La quarantaine, pas très séduisant, chômeur, alcoolique, pauvre, dépressif, domicilié chez sa mère, sans ami, père d’une adolescente qui vit chez la sienne. Auteur de deux recueils vieux de 20 ans, qu’il trimballe, jaunis sous son bras. Irresponsable, inadapté social, un tantinet pleurnichard et totalement intransigeant dans sa posture de poète maudit qui ne supporte aucune concession à la vie pratique. Voilà en quelques traits, Óscar Restrepo, « le Poète » dont Simón Mesa Soto brosse le portrait dans son dernier film, et qu’il parvient, contre toute attente, à nous rendre attachant.

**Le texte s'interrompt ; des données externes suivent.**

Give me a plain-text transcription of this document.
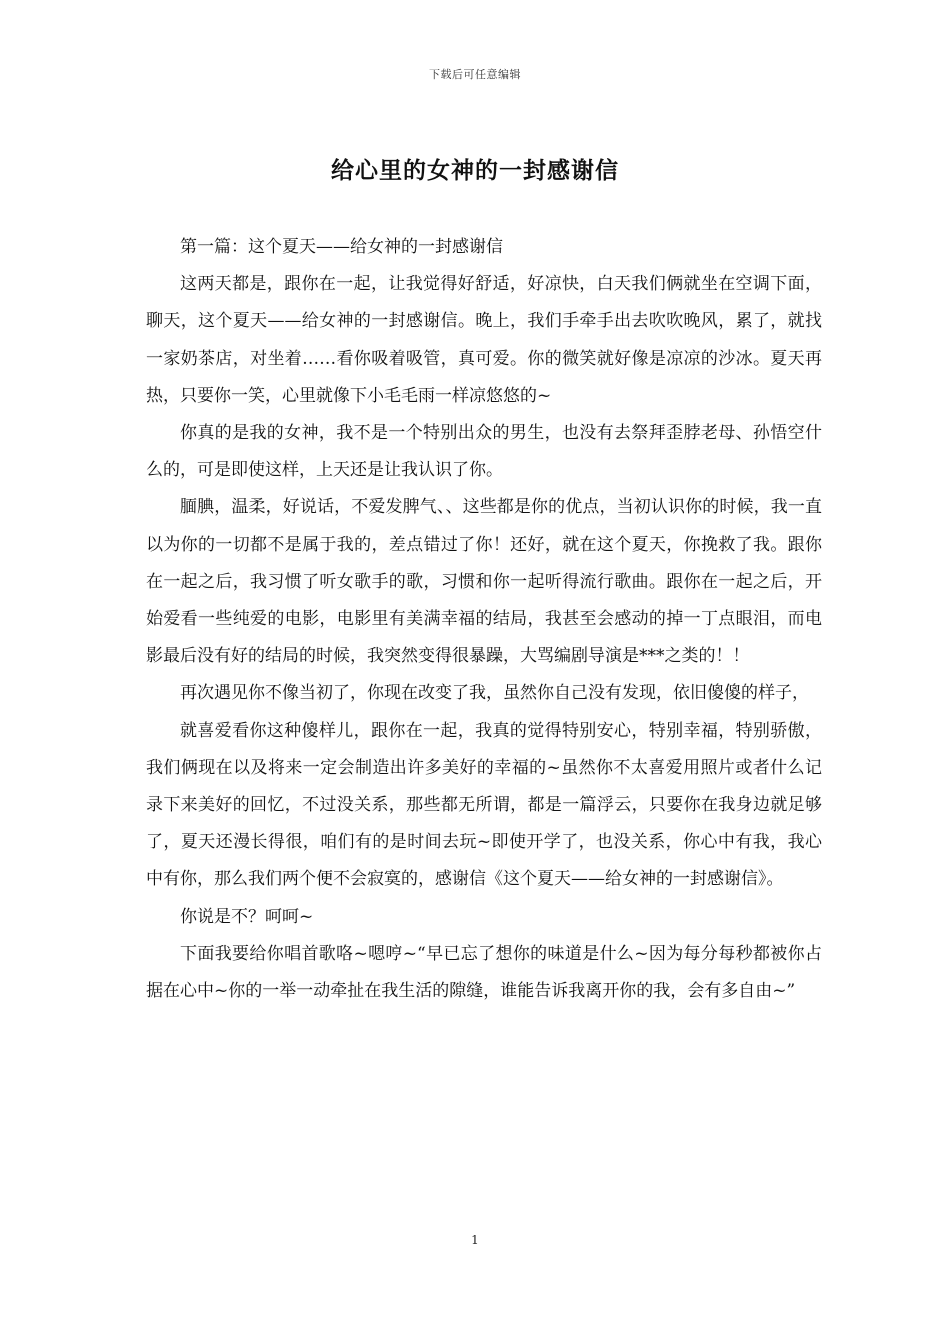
下载后可任意编辑
给心里的女神的一封感谢信

第一篇：这个夏天——给女神的一封感谢信

这两天都是，跟你在一起，让我觉得好舒适，好凉快，白天我们俩就坐在空调下面，聊天，这个夏天——给女神的一封感谢信。晚上，我们手牵手出去吹吹晚风，累了，就找一家奶茶店，对坐着……看你吸着吸管，真可爱。你的微笑就好像是凉凉的沙冰。夏天再热，只要你一笑，心里就像下小毛毛雨一样凉悠悠的~

你真的是我的女神，我不是一个特别出众的男生，也没有去祭拜歪脖老母、孙悟空什么的，可是即使这样，上天还是让我认识了你。

腼腆，温柔，好说话，不爱发脾气、、这些都是你的优点，当初认识你的时候，我一直以为你的一切都不是属于我的，差点错过了你！还好，就在这个夏天，你挽救了我。跟你在一起之后，我习惯了听女歌手的歌，习惯和你一起听得流行歌曲。跟你在一起之后，开始爱看一些纯爱的电影，电影里有美满幸福的结局，我甚至会感动的掉一丁点眼泪，而电影最后没有好的结局的时候，我突然变得很暴躁，大骂编剧导演是***之类的！！

再次遇见你不像当初了，你现在改变了我，虽然你自己没有发现，依旧傻傻的样子，

就喜爱看你这种傻样儿，跟你在一起，我真的觉得特别安心，特别幸福，特别骄傲，我们俩现在以及将来一定会制造出许多美好的幸福的~虽然你不太喜爱用照片或者什么记录下来美好的回忆，不过没关系，那些都无所谓，都是一篇浮云，只要你在我身边就足够了，夏天还漫长得很，咱们有的是时间去玩~即使开学了，也没关系，你心中有我，我心中有你，那么我们两个便不会寂寞的，感谢信《这个夏天——给女神的一封感谢信》。

你说是不？呵呵~

下面我要给你唱首歌咯~嗯哼~“早已忘了想你的味道是什么~因为每分每秒都被你占据在心中~你的一举一动牵扯在我生活的隙缝，谁能告诉我离开你的我，会有多自由~”

1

On est à Medellín. Óscar (Ubeimar Rios) conduit sa mère à ses rendez-vous médicaux, fréquente la Maison de la poésie où autrefois il a brillé mais où plus personne ne s’intéresse à lui. Dans sa chambre la photo du poète suicidé à 30 ans, José Asuncion Silva, son idole, qui le regarde sévèrement et le conforte dans sa vocation. Il essaie de parler à Daniela (Allison Correa) sa fille, gênée d’avoir un père qui l’attend, ivre comme Bukowski, à la sortie des cours, lui tape de l’argent tout en lui promettant qu’il financera ses études. Teresita (Margarita Soto), sa sœur lui lance un ultimatum : soit Óscar accepte le poste de professeur qu’elle lui a déniché, soit il est viré du foyer familial. Pressé de toutes parts, Óscar finit par se trouver dans une classe de lycée à proclamer des poèmes désespérés. Car pour lui qui cite Wilde : « Où il y a de la souffrance il y a un sol sacré. »
Il y rencontre Yurlady (Rebecca Andrade) une jeune fille venue d’un milieu très défavorisé, un peu boulotte, discrète qui écrit des poèmes. Juste comme ça, sans prétention, pour exprimer ce qu’elle ressent. Celui qui se revendique « Poète », découvre les textes simples et lumineux de celle qui n’a pas l’intention de l’être. Il veut la sortir de son milieu, changer ses rêves d’avenir trop prosaïques pour lui : être mère, coiffeuse, manucure. Il la traîne à la Maison de la poésie. Le directeur, un bellâtre prétentieux et cynique qui sait se vendre, est conquis par la qualité des poèmes de la jeune fille. Il flaire surtout une occasion de se valoriser en mettant en avant « une défavorisée ». Il la propulse à la télé aux côtés d’un rappeur aux 80 000 abonnés You tube et l’inscrit au festival de poésie annuel. Óscar fulmine devant le tour que prennent les choses. Yurlady rechigne à jouer le rôle qu’on lui impose. Mais sa famille-tribu, plus proche de celle de Parasite de Bong Joon-ho ou de celle d’Affreux sales et méchants d’Ettore Scola, que de celle des Pauvres gens de Victor Hugo, la pousse à accepter. S’ensuivront une série de rebondissements qui conduiront Óscar à la catastrophe ou à la rédemption ou peut-être aux deux.
Le réalisateur construit son film en quatre chapitres dont les titres entrent en dissonance avec leur contenu. Il les jalonne de disputes qui opposent Óscar au reste du monde. Óscar, le mauvais père (qui est resté un enfant), le mauvais fils, le mauvais mari, le mauvais enseignant et peut-être le mauvais poète, dont la pureté n’a rien d’exemplaire.
Ces dialogues interrogent l’utilité de l’art, son rapport à l’argent, sa récupération par les forces dominantes. Gabriel Garcia Marquez sur un billet de banque et l’anachronisme chronique de la poésie dans une société marchande. Discours sérieux qui bascule sans cesse dans le burlesque, la parodie, la satire. Un miscellanée de registres et d’influences avec, en contrepoint, une clarinette jazz, clin d’œil humoristique à la comédie newyorkaise. Tourné en 16 mm, en raison, dit le réalisateur de « sa texture désuète », de « son côté brut et imparfait », mais surtout, avoue-t-il « pour le plaisir », cette « comédie colombienne sur les poètes » avec dans le rôle-titre un acteur non professionnel, peu bankable sur le marché du cinéma latino américain, a obtenu un Prix du Jury très mérité au dernier festival de Cannes, Section Un certain regard.